Gemäß § 10 Abs. 5 Nr. 3 Satz 1 ErbStG sind die Kosten für ein angemessenes Grabdenkmal als Nachlassverbindlichkeiten abzugsfähig. Was als „angemessen“ in diesem Sinne gilt, liegt natürlich im Auge des Betrachters – und der Richter des BFH. Um es mit deren Worten zu sagen: Entscheidend ist, was nach den in den Kreisen des Erblassers herrschenden Auffassungen und Gebräuchen zu einer würdigen Bestattung gehört.
Und in diesem Sinne hat der BFH entschieden, dass die Kosten für ein aufwendiges Mausoleum bei der Ermittlung der Erbschaftsteuer abgezogen werden dürfen (BFH-Urteil vom 1.9.2021, II R 8/20).
Der Sachverhalt:
Der Erbe hatte, nachdem sein verstorbener Bruder in einem herkömmlichen Grab bestattet worden war, ein Mausoleum als zweite Grabstätte in Auftrag gegeben und die Kosten hierfür in seiner Erbschaftsteuererklärung geltend gemacht. Die Aufwendungen betrugen 420.000 Euro (kein Schreibfehler!).

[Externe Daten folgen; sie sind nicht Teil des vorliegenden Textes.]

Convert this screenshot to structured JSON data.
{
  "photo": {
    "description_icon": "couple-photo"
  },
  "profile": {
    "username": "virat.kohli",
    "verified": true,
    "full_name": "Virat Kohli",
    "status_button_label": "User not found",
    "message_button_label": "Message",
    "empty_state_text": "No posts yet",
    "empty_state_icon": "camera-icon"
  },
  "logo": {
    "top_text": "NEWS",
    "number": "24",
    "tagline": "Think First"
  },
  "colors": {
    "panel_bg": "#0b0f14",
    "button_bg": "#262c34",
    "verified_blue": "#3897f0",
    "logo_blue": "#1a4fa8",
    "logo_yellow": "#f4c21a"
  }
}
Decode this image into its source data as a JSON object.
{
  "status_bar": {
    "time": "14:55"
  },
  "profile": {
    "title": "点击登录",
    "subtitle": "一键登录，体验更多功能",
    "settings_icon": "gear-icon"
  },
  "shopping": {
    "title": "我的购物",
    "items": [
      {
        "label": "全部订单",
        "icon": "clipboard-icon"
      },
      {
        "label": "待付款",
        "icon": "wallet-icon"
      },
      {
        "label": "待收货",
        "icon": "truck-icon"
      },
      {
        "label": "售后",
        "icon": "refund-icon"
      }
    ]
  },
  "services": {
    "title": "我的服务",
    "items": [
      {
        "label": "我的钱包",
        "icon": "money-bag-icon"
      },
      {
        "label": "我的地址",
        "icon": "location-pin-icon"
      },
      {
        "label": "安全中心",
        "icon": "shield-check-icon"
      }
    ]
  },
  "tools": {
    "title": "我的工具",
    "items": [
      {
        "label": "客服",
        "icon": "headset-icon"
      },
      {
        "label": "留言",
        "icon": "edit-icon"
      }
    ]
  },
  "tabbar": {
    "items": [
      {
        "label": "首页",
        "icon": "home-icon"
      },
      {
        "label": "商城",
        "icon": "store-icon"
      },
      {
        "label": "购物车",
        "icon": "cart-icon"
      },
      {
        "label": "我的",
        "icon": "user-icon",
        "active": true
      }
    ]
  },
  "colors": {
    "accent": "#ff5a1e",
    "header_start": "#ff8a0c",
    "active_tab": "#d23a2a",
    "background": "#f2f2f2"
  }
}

Nach Auffassung des BFH sind zwar grundsätzlich nur die Kosten für ein zeitlich zuerst errichtetes Grabdenkmal bei der Erbschaftsteuer abzugsfähig. Es könne aber auch Fälle geben, in denen aus verschiedenen Gründen der Verstorbene zunächst nur provisorisch in einer ersten Grabstätte und dann im Anschluss dauerhaft in einem Zweitgrab bestattet wird. Für das zweite Grabdenkmal seien Kosten in angemessener Höhe abzugsfähig.
Die Sache wurde an die Vorinstanz zurückverwiesen, die nun weitere Feststellungen treffen muss. Der BFH weist aber bereits auf Folgendes hin: Die Begründung des FG, die Kosten für das zweite Grabdenkmal seien im Vergleich zur Höhe des Nachlassvermögens nicht angemessen, sei für sich genommen nicht tragfähig. Die Angemessenheitsprüfung dürfe nicht allein auf das Nachlassvermögen abgestellt werden. Vielmehr sie auch zu berücksichtigen, welche Bräuche und religiösen Vorgaben in den Kreisen des Erblassers für eine würdige Bestattung üblich sind.
Denkanstoß:
Ich gebe zu, dass ich die Begründung des BFH zwar einerseits nachvollziehen kann, sich bei mir andererseits angesichts der Höhe des Aufwands ein Störgefühl entwickelt. Aber sei es drum: Ich gönne dem Kläger den Erfolg beim BFH und das Urteil wird an anderer Stelle sicherlich gute Dienste leisten, wenn es um die Auslegung des Begriffs „Angemessenheit“ geht.